Ibram X. Kendi Newsletter

January 19, 2021

Ibram X. Kendi

We are pleased to announce that Ibram X. Kendi will deliver the 2021 Fred D. Gray Plenary lecture in human and civil rights. A New York Times best-selling author, Kendi is the Andrew W. Mellon Professor in the Humanities and the Founding Director of the Boston University Center for Antiracist Research and the 2020-2021 Frances B. Cashin Fellow at the Radcliffe Institute for Advanced Study at Harvard University. In 2020, Time magazine named him one of the 100 most influential people in the world. He is an Ideas Columnist for The Atlantic and in 2016, his book, Stamped from the Beginning: The Definitive History of Racist Ideas in America, won the National Book award. One of his most recent books, a children's book titled Antiracist Baby, was released in June 2020. Kendi's How to Be an Antiracist, an international bestseller that has been translated in several languages made several Best Books of 2019 lists, was described as "the most courageous book to date on the problem of race in the Western mind." His most recent book, Four Hundred Souls: A Community History of African America, 1619 - 2019, co-edited with historian Keisha Blain, was released February 2, 2021.

Director's Comments

I returned late last night from another meaningful pilgrimage through Alabama with 50 civic and faith leaders from Columbia, TN. As is always the case in these experiences, time with Attorney Fred Gray in Tuskegee, the insightful and resilient champion for freedom, was "transformative."
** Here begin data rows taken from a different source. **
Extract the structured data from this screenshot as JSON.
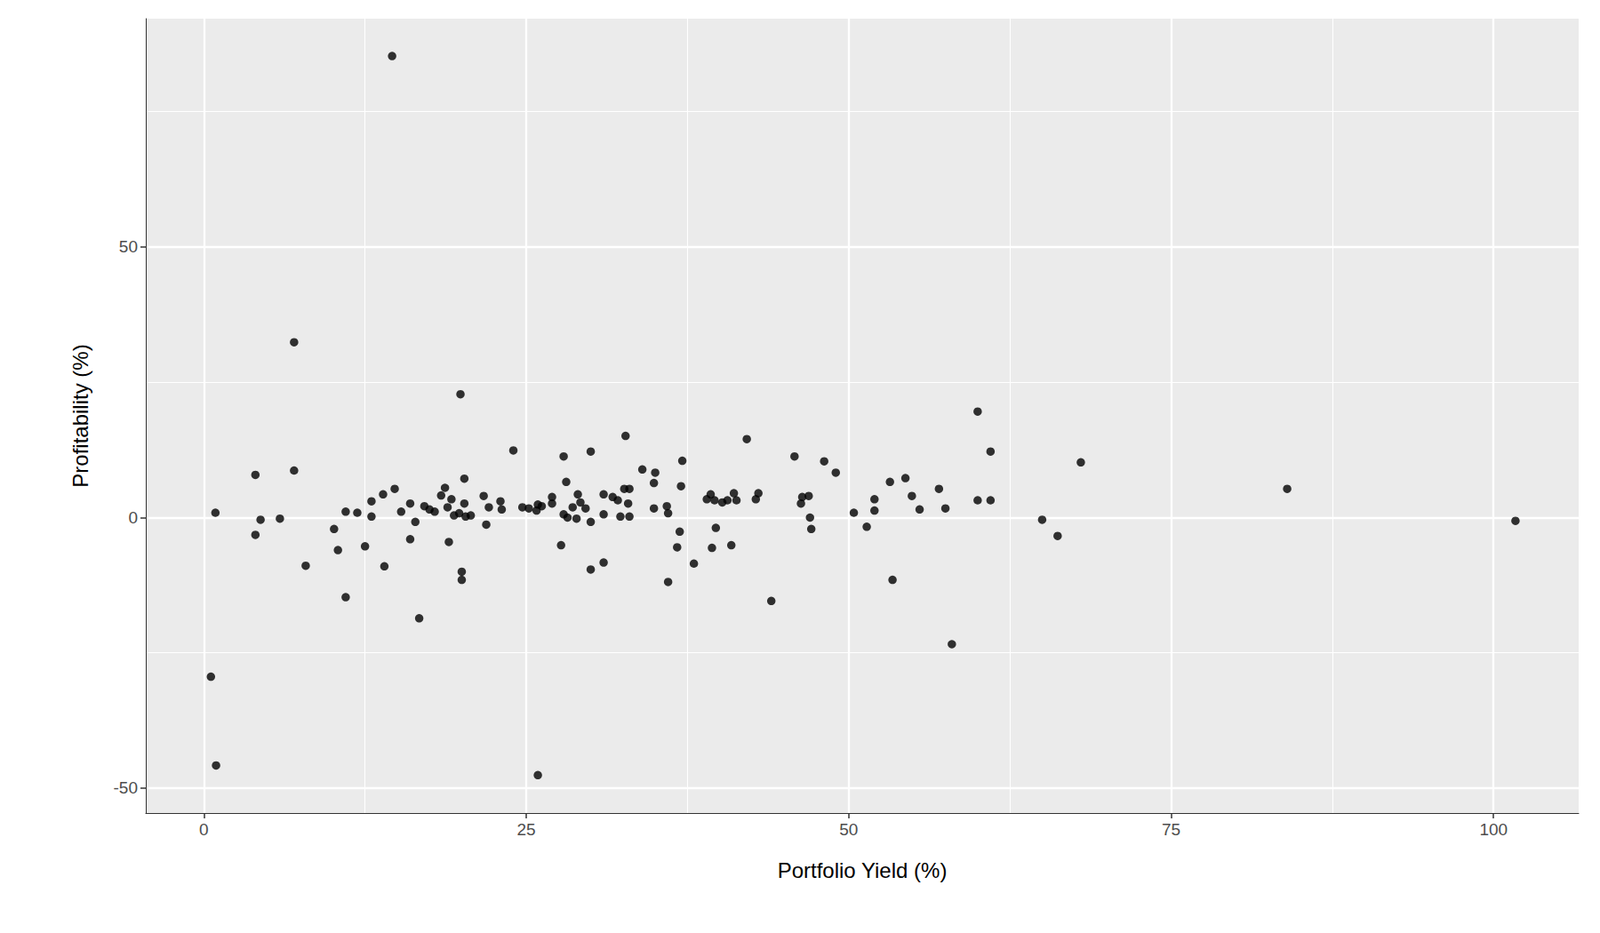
{
  "chart_data": {
    "type": "scatter",
    "x_label": "Portfolio Yield (%)",
    "y_label": "Profitability (%)",
    "color": "#000000",
    "marker": "circle",
    "grid": true,
    "xlim": [
      -4.5,
      106.6
    ],
    "ylim": [
      -54.6,
      92.2
    ],
    "xticks": [
      0,
      25,
      50,
      75,
      100
    ],
    "yticks": [
      -50,
      0,
      50
    ],
    "x": [
      14.6,
      7.0,
      19.9,
      0.55,
      0.95,
      25.9,
      0.9,
      4.0,
      7.0,
      4.0,
      4.4,
      5.9,
      7.9,
      10.1,
      10.4,
      11.0,
      11.0,
      11.9,
      12.5,
      13.0,
      13.0,
      13.9,
      14.0,
      14.8,
      15.3,
      16.0,
      16.0,
      16.4,
      16.7,
      17.1,
      17.5,
      17.9,
      18.4,
      18.7,
      18.9,
      19.0,
      19.2,
      19.4,
      19.8,
      20.0,
      20.0,
      20.2,
      20.2,
      20.3,
      20.7,
      21.7,
      21.9,
      22.1,
      23.0,
      23.1,
      24.0,
      24.7,
      25.2,
      25.8,
      25.9,
      26.2,
      27.0,
      27.0,
      27.7,
      27.9,
      28.1,
      27.9,
      28.2,
      28.6,
      28.9,
      29.0,
      29.2,
      29.6,
      30.0,
      30.0,
      30.0,
      31.0,
      31.0,
      31.0,
      31.7,
      32.1,
      32.3,
      32.7,
      32.6,
      32.9,
      33.0,
      33.0,
      34.0,
      35.0,
      34.9,
      34.9,
      35.9,
      36.0,
      36.0,
      36.7,
      36.9,
      37.0,
      37.1,
      38.0,
      39.0,
      39.3,
      39.4,
      39.6,
      39.7,
      40.2,
      40.6,
      40.9,
      41.1,
      41.3,
      42.1,
      42.8,
      43.0,
      44.0,
      45.8,
      46.3,
      46.4,
      46.9,
      47.0,
      47.1,
      48.1,
      49.0,
      50.4,
      51.4,
      52.0,
      52.0,
      53.2,
      53.4,
      54.4,
      54.9,
      55.5,
      57.0,
      57.5,
      58.0,
      60.0,
      60.0,
      61.0,
      61.0,
      65.0,
      66.2,
      68.0,
      84.0,
      101.7
    ],
    "y": [
      85.3,
      32.4,
      22.8,
      -29.4,
      -45.8,
      -47.6,
      0.9,
      7.9,
      8.7,
      -3.2,
      -0.4,
      -0.2,
      -8.9,
      -2.1,
      -6.0,
      -14.7,
      1.1,
      0.9,
      -5.3,
      3.0,
      0.2,
      4.3,
      -9.0,
      5.3,
      1.1,
      2.6,
      -4.0,
      -0.8,
      -18.6,
      2.1,
      1.5,
      1.1,
      4.1,
      5.5,
      1.9,
      -4.5,
      3.4,
      0.4,
      0.8,
      -10.0,
      -11.5,
      7.2,
      2.6,
      0.2,
      0.4,
      4.0,
      -1.3,
      1.9,
      3.0,
      1.5,
      12.4,
      1.9,
      1.7,
      1.3,
      2.4,
      2.1,
      3.8,
      2.6,
      -5.1,
      11.3,
      6.6,
      0.6,
      0.0,
      1.9,
      -0.2,
      4.3,
      2.8,
      1.7,
      12.2,
      -0.8,
      -9.6,
      -8.3,
      4.3,
      0.6,
      3.8,
      3.2,
      0.2,
      15.1,
      5.3,
      2.6,
      0.2,
      5.3,
      8.9,
      8.3,
      6.4,
      1.7,
      2.1,
      0.8,
      -11.9,
      -5.5,
      -2.6,
      5.8,
      10.5,
      -8.5,
      3.4,
      4.3,
      -5.6,
      3.2,
      -1.9,
      2.8,
      3.2,
      -5.1,
      4.5,
      3.2,
      14.5,
      3.4,
      4.5,
      -15.4,
      11.3,
      2.6,
      3.8,
      4.0,
      0.0,
      -2.1,
      10.4,
      8.3,
      0.9,
      -1.7,
      3.4,
      1.3,
      6.6,
      -11.5,
      7.3,
      4.0,
      1.5,
      5.3,
      1.7,
      -23.4,
      19.6,
      3.2,
      12.2,
      3.2,
      -0.4,
      -3.4,
      10.2,
      5.3,
      -0.6
    ]
  }
}
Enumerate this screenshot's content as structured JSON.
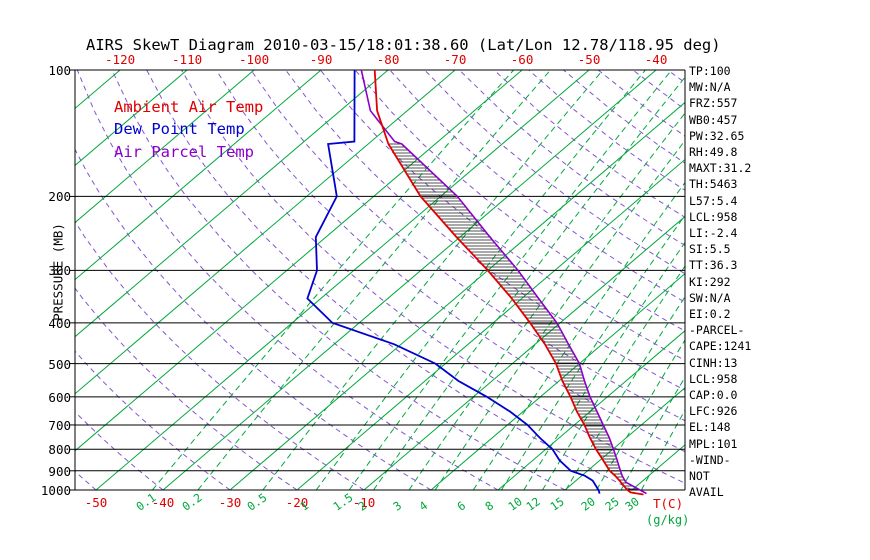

You are aware that Attorney Gray was the legal representative for Rosa Parks, Martin Luther King, Jr. and the Montgomery Bus Boycott. You likely know that he successfully argued cases for civil rights before the Supreme Court, won the essential case that created the Voting Rights Act of 1965 and represented the victims of the infamous Tuskegee Syphilis Study.

There is another, less well known but equally important, impact created by Attorney Gray. He was behind the scenes providing strategic counsel and resilient fidelity to the cause, "to destroy segregation wherever he found it." If there had been no Fred Gray the Montgomery bus boycott may not have occurred and the civil rights movement would have been absent its essential moral and legal compass. Thus, on a macro level, Fred Gray is not simply one of the most distinguished civil rights lawyers in our nation's history, his presence us pivotal to the movement's early and continued success.

This modest leader continues to live and practice law in Tuskegee and embodies the personal principles of racial healing while he fearlessly exposes pernicious racism wherever he finds it.

Attorney Gray is more than an essential figure from our past. He continues to speak before bar associations, on university campuses, and with religious and civic organizations. His lectures always reference our common history and reflect on the most current events to the end that we might create and live in a new and better future.

Thus, it remains a great honor that the CSC annually hosts the Fred Gray Plenary Lecture in Human and Civil Rights.

This year we are pleased that an emerging national leader in the conversation on race, Ibram X. Kendi, will deliver the fifth annual Fred Gray Plenary. I urge you to join us and engage the essential conversations that will result.